Lands Between RAG Application

This project is a Retrieval-Augmented Generation (RAG) application designed to help players explore up-to-date Elden Ring character builds by drawing on the latest discussions from Reddit. This application can surface recent, community-driven insights that go beyond what a static model can provide, giving players fresh ideas for optimizing their builds. This project showcases how we can customize the experience of using Generative AI, as well as how to operationalize a large language model for a use-case.

LLMs aren’t always up to date, so they often miss recent shifts in game metas or new releases. For example, GPT-4 (released March 2023) was trained before Elden Ring’s expansion, Shadow of the Erdtree (June 2024), so it has no knowledge of that content.
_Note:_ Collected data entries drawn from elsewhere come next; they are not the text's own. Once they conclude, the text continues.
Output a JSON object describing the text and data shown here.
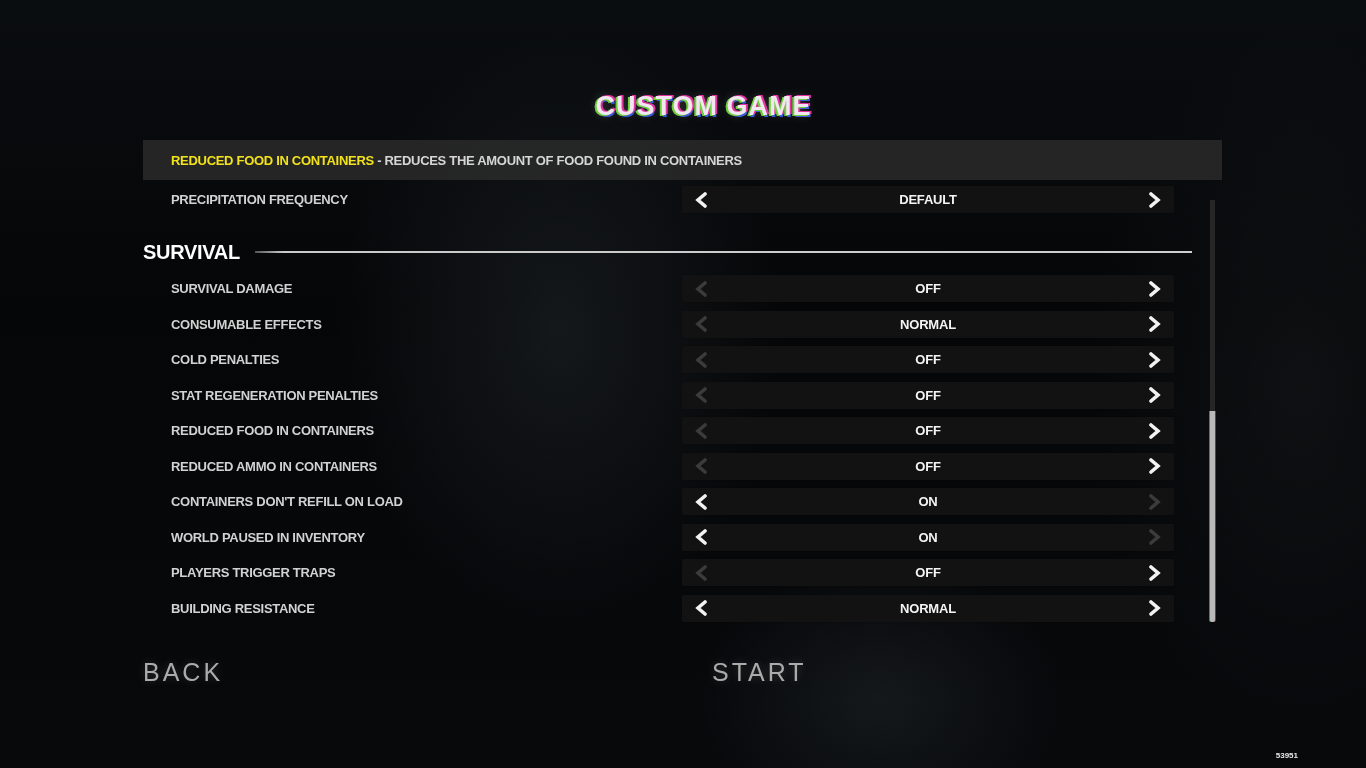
{
  "title": "CUSTOM GAME",
  "description_bar": {
    "setting": "REDUCED FOOD IN CONTAINERS",
    "text": "- REDUCES THE AMOUNT OF FOOD FOUND IN CONTAINERS"
  },
  "settings": [
    {
      "kind": "option",
      "label": "PRECIPITATION FREQUENCY",
      "value": "DEFAULT",
      "prev_disabled": false,
      "next_disabled": false
    },
    {
      "kind": "header",
      "label": "SURVIVAL"
    },
    {
      "kind": "option",
      "label": "SURVIVAL DAMAGE",
      "value": "OFF",
      "prev_disabled": true,
      "next_disabled": false
    },
    {
      "kind": "option",
      "label": "CONSUMABLE EFFECTS",
      "value": "NORMAL",
      "prev_disabled": true,
      "next_disabled": false
    },
    {
      "kind": "option",
      "label": "COLD PENALTIES",
      "value": "OFF",
      "prev_disabled": true,
      "next_disabled": false
    },
    {
      "kind": "option",
      "label": "STAT REGENERATION PENALTIES",
      "value": "OFF",
      "prev_disabled": true,
      "next_disabled": false
    },
    {
      "kind": "option",
      "label": "REDUCED FOOD IN CONTAINERS",
      "value": "OFF",
      "prev_disabled": true,
      "next_disabled": false
    },
    {
      "kind": "option",
      "label": "REDUCED AMMO IN CONTAINERS",
      "value": "OFF",
      "prev_disabled": true,
      "next_disabled": false
    },
    {
      "kind": "option",
      "label": "CONTAINERS DON'T REFILL ON LOAD",
      "value": "ON",
      "prev_disabled": false,
      "next_disabled": true
    },
    {
      "kind": "option",
      "label": "WORLD PAUSED IN INVENTORY",
      "value": "ON",
      "prev_disabled": false,
      "next_disabled": true
    },
    {
      "kind": "option",
      "label": "PLAYERS TRIGGER TRAPS",
      "value": "OFF",
      "prev_disabled": true,
      "next_disabled": false
    },
    {
      "kind": "option",
      "label": "BUILDING RESISTANCE",
      "value": "NORMAL",
      "prev_disabled": false,
      "next_disabled": false
    }
  ],
  "back_button": {
    "label": "BACK"
  },
  "start_button": {
    "label": "START"
  },
  "build_number": "53951"
}
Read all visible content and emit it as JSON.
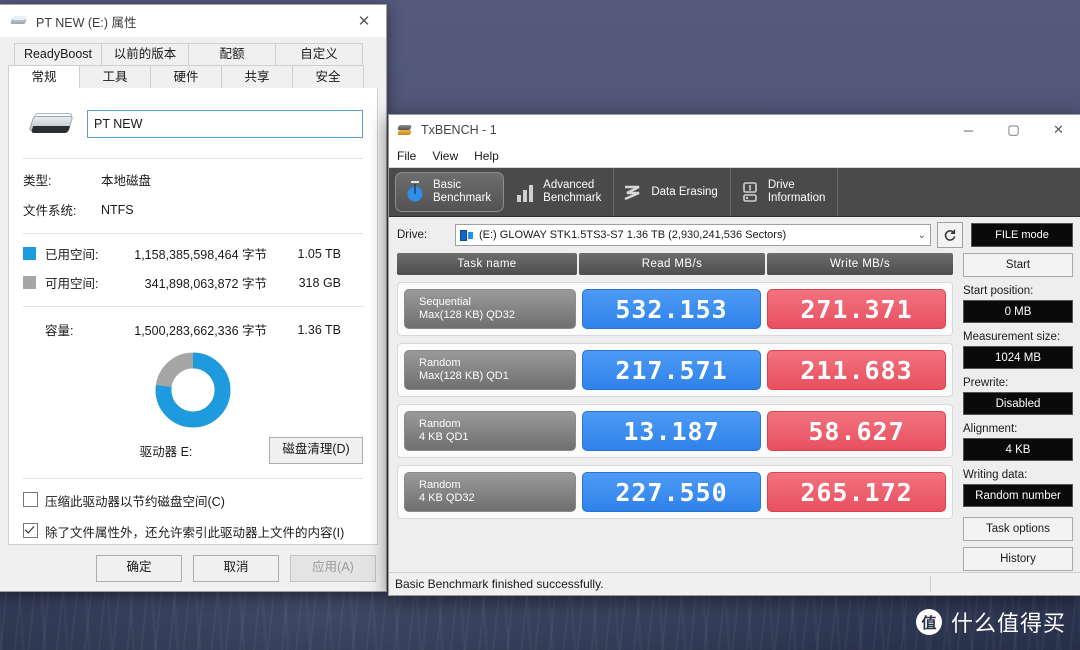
{
  "properties_dialog": {
    "title": "PT NEW (E:) 属性",
    "close_label": "✕",
    "tabs_row1": [
      "ReadyBoost",
      "以前的版本",
      "配额",
      "自定义"
    ],
    "tabs_row2": [
      "常规",
      "工具",
      "硬件",
      "共享",
      "安全"
    ],
    "volume_name": "PT NEW",
    "type_label": "类型:",
    "type_value": "本地磁盘",
    "fs_label": "文件系统:",
    "fs_value": "NTFS",
    "used_label": "已用空间:",
    "used_bytes": "1,158,385,598,464 字节",
    "used_human": "1.05 TB",
    "free_label": "可用空间:",
    "free_bytes": "341,898,063,872 字节",
    "free_human": "318 GB",
    "capacity_label": "容量:",
    "capacity_bytes": "1,500,283,662,336 字节",
    "capacity_human": "1.36 TB",
    "drive_line": "驱动器 E:",
    "cleanup_button": "磁盘清理(D)",
    "checkbox_compress": "压缩此驱动器以节约磁盘空间(C)",
    "checkbox_index": "除了文件属性外，还允许索引此驱动器上文件的内容(I)",
    "ok_button": "确定",
    "cancel_button": "取消",
    "apply_button": "应用(A)",
    "used_color": "#1e9ade",
    "free_color": "#a6a6a6",
    "used_percent": 77
  },
  "txbench": {
    "title": "TxBENCH - 1",
    "minimize": "─",
    "maximize": "▢",
    "close": "✕",
    "menu": [
      "File",
      "View",
      "Help"
    ],
    "tabs": [
      {
        "label_line1": "Basic",
        "label_line2": "Benchmark",
        "icon": "stopwatch-icon",
        "active": true
      },
      {
        "label_line1": "Advanced",
        "label_line2": "Benchmark",
        "icon": "bar-chart-icon",
        "active": false
      },
      {
        "label_line1": "Data Erasing",
        "label_line2": "",
        "icon": "wave-icon",
        "active": false
      },
      {
        "label_line1": "Drive",
        "label_line2": "Information",
        "icon": "info-drive-icon",
        "active": false
      }
    ],
    "drive_label": "Drive:",
    "drive_value": "(E:) GLOWAY STK1.5TS3-S7  1.36 TB (2,930,241,536 Sectors)",
    "refresh_icon": "refresh-icon",
    "file_mode_button": "FILE mode",
    "columns": [
      "Task name",
      "Read MB/s",
      "Write MB/s"
    ],
    "rows": [
      {
        "task_line1": "Sequential",
        "task_line2": "Max(128 KB) QD32",
        "read": "532.153",
        "write": "271.371"
      },
      {
        "task_line1": "Random",
        "task_line2": "Max(128 KB) QD1",
        "read": "217.571",
        "write": "211.683"
      },
      {
        "task_line1": "Random",
        "task_line2": "4 KB QD1",
        "read": "13.187",
        "write": "58.627"
      },
      {
        "task_line1": "Random",
        "task_line2": "4 KB QD32",
        "read": "227.550",
        "write": "265.172"
      }
    ],
    "side": {
      "start_button": "Start",
      "start_position_label": "Start position:",
      "start_position_value": "0 MB",
      "measurement_size_label": "Measurement size:",
      "measurement_size_value": "1024 MB",
      "prewrite_label": "Prewrite:",
      "prewrite_value": "Disabled",
      "alignment_label": "Alignment:",
      "alignment_value": "4 KB",
      "writing_data_label": "Writing data:",
      "writing_data_value": "Random number",
      "task_options_button": "Task options",
      "history_button": "History"
    },
    "status": "Basic Benchmark finished successfully.",
    "read_color": "#3b8ef0",
    "write_color": "#ec5462"
  },
  "watermark": {
    "logo_char": "值",
    "text": "什么值得买"
  }
}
To solve this, I built data transformation and RAG pipelines that generate a custom corpus of expansion data and feed the model relevant context at time of inference. This way it can answer questions about the new content with accuracy and let the user stay current on the game.

Keeping the corpus fresh requires more than manual updates. It requires an architectural solution. I designed and automated the pipeline using cloud-based services on Amazon Web Services (AWS).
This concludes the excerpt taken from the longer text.